Published double-blind, randomised controlled trials (RCTs) of citalopram versus placebo in adult participants (aged over 18 years) diagnosed with major depressive disorder were eligible for inclusion. Major depressive disorder had to have been diagnosed using the Diagnostic and Statistical Manual of Mental Disorders (DSM)-III, DSM-IIIR, or DSM-IV, or the International Classification of Diseases (ICD)-9 or ICD-10. Three-arm trials with another comparator were included if the data on placebo versus citalopram was available. The primary outcome was remission, and secondary outcomes were response and reduction in the severity of depression (definitions provided in the review). Trials that involved patients with severe medical illness, other psychiatric disorder or substance abuse were excluded, as were studies of major depressive disorder that focused on relapse prevention, treatment augmentation or treatment-resistant cases.

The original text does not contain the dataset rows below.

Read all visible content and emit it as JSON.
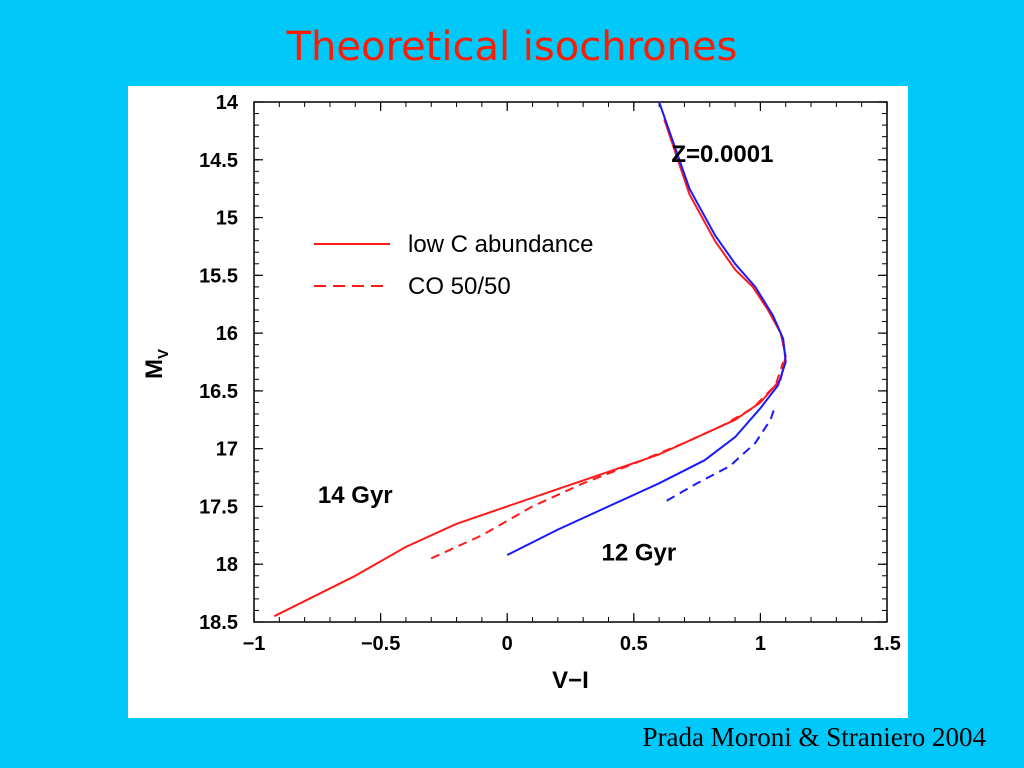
{
  "slide": {
    "title": "Theoretical isochrones",
    "citation": "Prada Moroni & Straniero 2004"
  },
  "colors": {
    "background": "#00c8f8",
    "title": "#ff1a00",
    "red": "#ff1a1a",
    "blue": "#1a1aff"
  },
  "chart_data": {
    "type": "line",
    "xlabel": "V−I",
    "ylabel_main": "M",
    "ylabel_sub": "V",
    "xlim": [
      -1,
      1.5
    ],
    "ylim": [
      14,
      18.5
    ],
    "y_inverted": true,
    "xticks": [
      -1,
      -0.5,
      0,
      0.5,
      1,
      1.5
    ],
    "xtick_labels": [
      "−1",
      "−0.5",
      "0",
      "0.5",
      "1",
      "1.5"
    ],
    "yticks": [
      14,
      14.5,
      15,
      15.5,
      16,
      16.5,
      17,
      17.5,
      18,
      18.5
    ],
    "ytick_labels": [
      "14",
      "14.5",
      "15",
      "15.5",
      "16",
      "16.5",
      "17",
      "17.5",
      "18",
      "18.5"
    ],
    "grid": false,
    "legend": {
      "position": "upper-left",
      "entries": [
        {
          "label": "low C abundance",
          "style": "solid",
          "color": "#ff1a1a"
        },
        {
          "label": "CO 50/50",
          "style": "dashed",
          "color": "#ff1a1a"
        }
      ]
    },
    "annotations": [
      {
        "text": "Z=0.0001",
        "x": 0.85,
        "y": 14.45
      },
      {
        "text": "14 Gyr",
        "x": -0.6,
        "y": 17.4
      },
      {
        "text": "12 Gyr",
        "x": 0.52,
        "y": 17.9
      }
    ],
    "series": [
      {
        "age": "14 Gyr",
        "composition": "low C abundance",
        "color": "#ff1a1a",
        "style": "solid",
        "points": [
          [
            -0.92,
            18.45
          ],
          [
            -0.6,
            18.1
          ],
          [
            -0.4,
            17.85
          ],
          [
            -0.2,
            17.65
          ],
          [
            0,
            17.5
          ],
          [
            0.2,
            17.35
          ],
          [
            0.4,
            17.2
          ],
          [
            0.6,
            17.05
          ],
          [
            0.75,
            16.9
          ],
          [
            0.9,
            16.75
          ],
          [
            1.0,
            16.6
          ],
          [
            1.08,
            16.4
          ],
          [
            1.1,
            16.2
          ],
          [
            1.08,
            16.0
          ],
          [
            1.03,
            15.8
          ],
          [
            0.97,
            15.6
          ],
          [
            0.9,
            15.45
          ],
          [
            0.82,
            15.2
          ],
          [
            0.72,
            14.8
          ],
          [
            0.62,
            14.15
          ]
        ]
      },
      {
        "age": "14 Gyr",
        "composition": "CO 50/50",
        "color": "#ff1a1a",
        "style": "dashed",
        "points": [
          [
            -0.3,
            17.95
          ],
          [
            -0.1,
            17.75
          ],
          [
            0.1,
            17.5
          ],
          [
            0.3,
            17.3
          ],
          [
            0.5,
            17.13
          ],
          [
            0.7,
            16.95
          ],
          [
            0.85,
            16.8
          ],
          [
            0.97,
            16.65
          ],
          [
            1.06,
            16.45
          ],
          [
            1.09,
            16.25
          ]
        ]
      },
      {
        "age": "12 Gyr",
        "composition": "low C abundance",
        "color": "#1a1aff",
        "style": "solid",
        "points": [
          [
            0,
            17.92
          ],
          [
            0.2,
            17.7
          ],
          [
            0.4,
            17.5
          ],
          [
            0.6,
            17.3
          ],
          [
            0.78,
            17.1
          ],
          [
            0.9,
            16.9
          ],
          [
            1.0,
            16.65
          ],
          [
            1.07,
            16.45
          ],
          [
            1.1,
            16.25
          ],
          [
            1.09,
            16.05
          ],
          [
            1.05,
            15.85
          ],
          [
            0.98,
            15.6
          ],
          [
            0.9,
            15.4
          ],
          [
            0.82,
            15.15
          ],
          [
            0.72,
            14.75
          ],
          [
            0.6,
            14.0
          ]
        ]
      },
      {
        "age": "12 Gyr",
        "composition": "CO 50/50",
        "color": "#1a1aff",
        "style": "dashed",
        "points": [
          [
            0.63,
            17.45
          ],
          [
            0.75,
            17.3
          ],
          [
            0.88,
            17.15
          ],
          [
            0.98,
            16.95
          ],
          [
            1.04,
            16.75
          ],
          [
            1.06,
            16.62
          ]
        ]
      }
    ]
  }
}
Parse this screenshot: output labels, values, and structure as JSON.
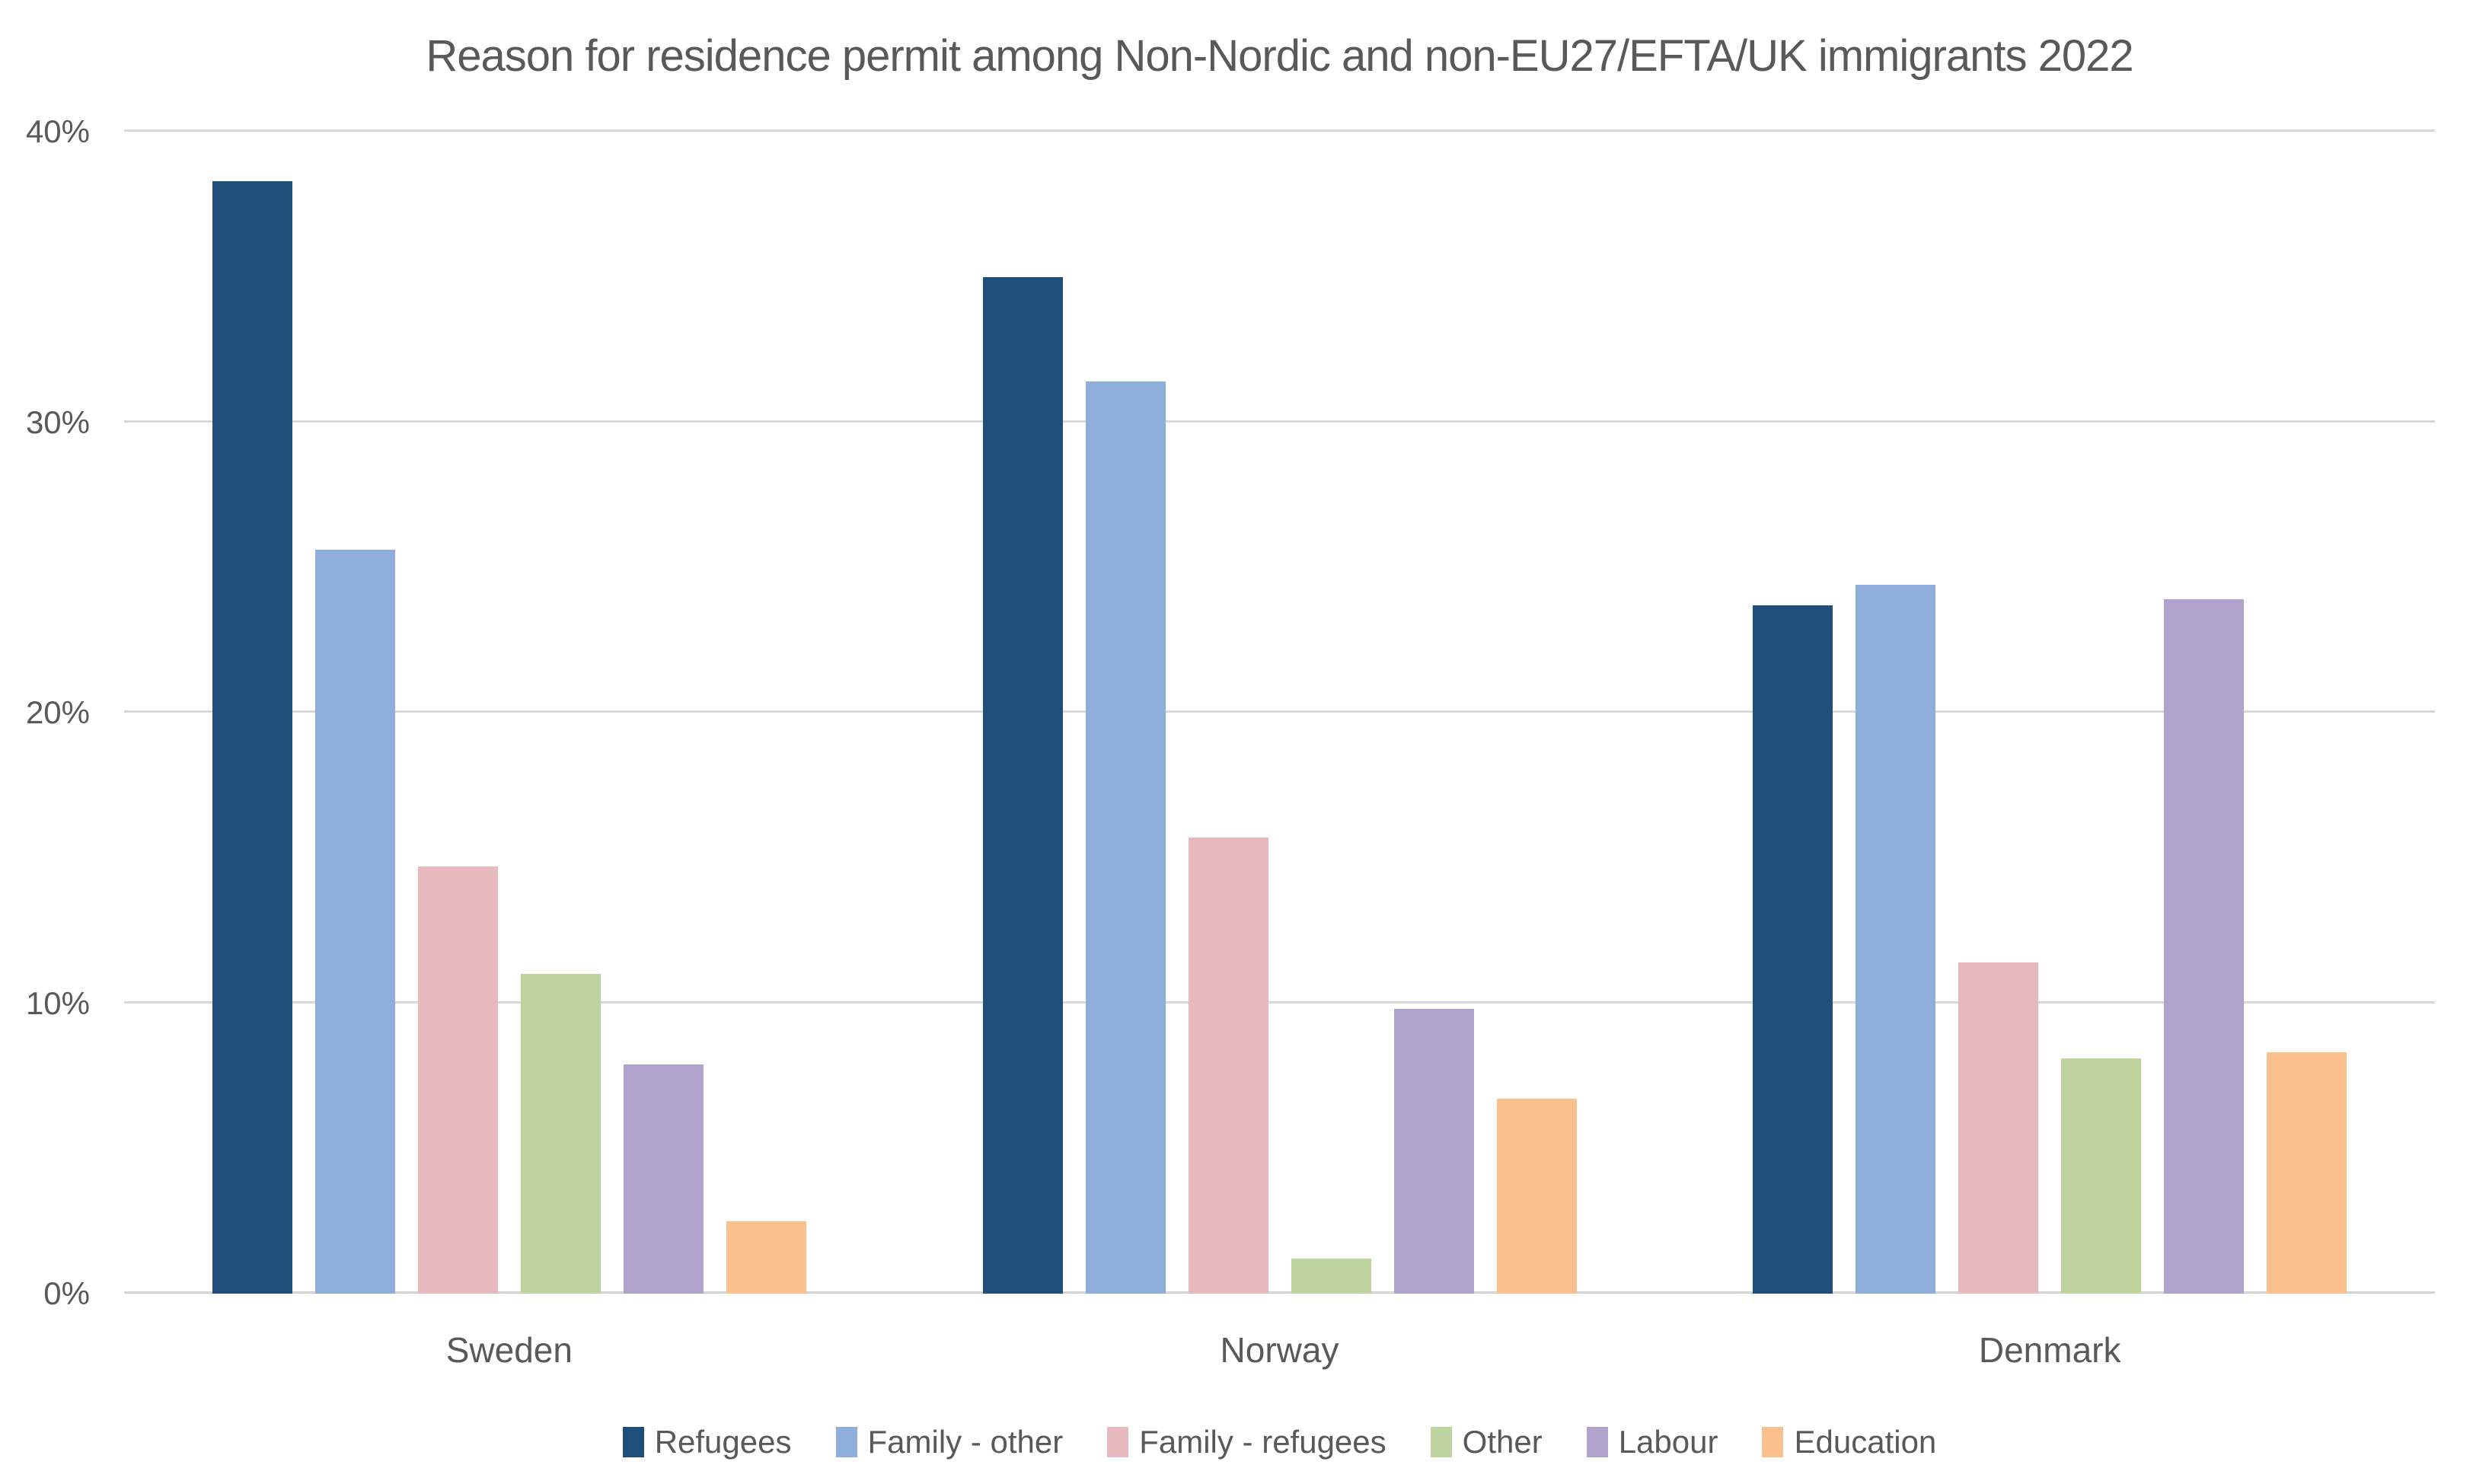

The included trials studied citalopram (10-80mg daily dose) versus placebo in participants with a mean age of 42 years (range 18 to 74 years) who were generally diagnosed with moderate to severe major depressive disorder . Most trials had mainly female participants, and most were conducted in out-patient settings. All participants were diagnosed with major depressive disorder using the DSM criteria. Most studies had a duration of between two and eight weeks, one study had a duration of 24 weeks.
One reviewer undertook study selection.